With all due respect – and that’s not much, incidentally – the focus is on both process and substance. The only reason the anticonstitutionalist leadership in Congress believes it must resort to anticonstitutional procedures is because Pelosi, Reid, Obama, and Emanuel all know that SB3200 is rejected by a very large majority of Americans and a suitable number of congresspeople precisely because of what’s in the bill. That we know about. And there may be a great deal more in there that we would reject if we knew about it.
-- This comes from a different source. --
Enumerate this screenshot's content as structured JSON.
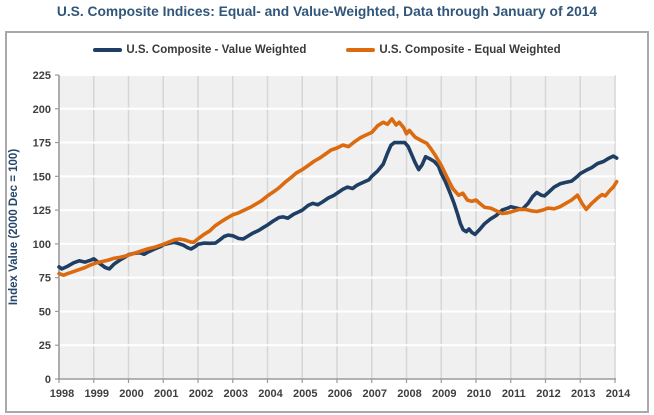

A great deal of the Constitution deals precisely with process, and it’s too bad that the President – who swore to protect and defend the Supreme Law of the Land against all domestic enemies – admits to being unconcerned about how things are done in Washington. I, for one, care tremendously how things are done as well as what is done. And now, apparently, Chuck-U Schumer is interested in ignoring the plain meaning of the Supremacy Clause (Article VI, Clause 2) and the very specific procedural requirements in Article I, Section 7, Clause 2, in order to claim that the rules each house of Congress adopts for its proceedings supersedes the Constitution’s procedural provisions.
Sound procedure, and hewing to procedural rules established a priori, is a sine qua non for the maintenance of trust. But process ain’t what all the fuss is about. It’s both process and substance, stupid!
P. S. Mark Levin and the Landmark Legal Foundation have prepared a lawsuit in the event the Slaughter Rule is used to “pass” SB3200. May his tribe increase.
P. S. Let’s just start with a two-sentence addition to the McCarran-Ferguson Act:
“Nothing in this statute shall be construed to prohibit the marketing or sale of insurance products across state lines. No State government shall adopt any law or regulation that abridges the right of its residents to purchase insurance products from providers located in another State, or that imposes discriminatory and/or anti-competitive burdens on providers located in another state.”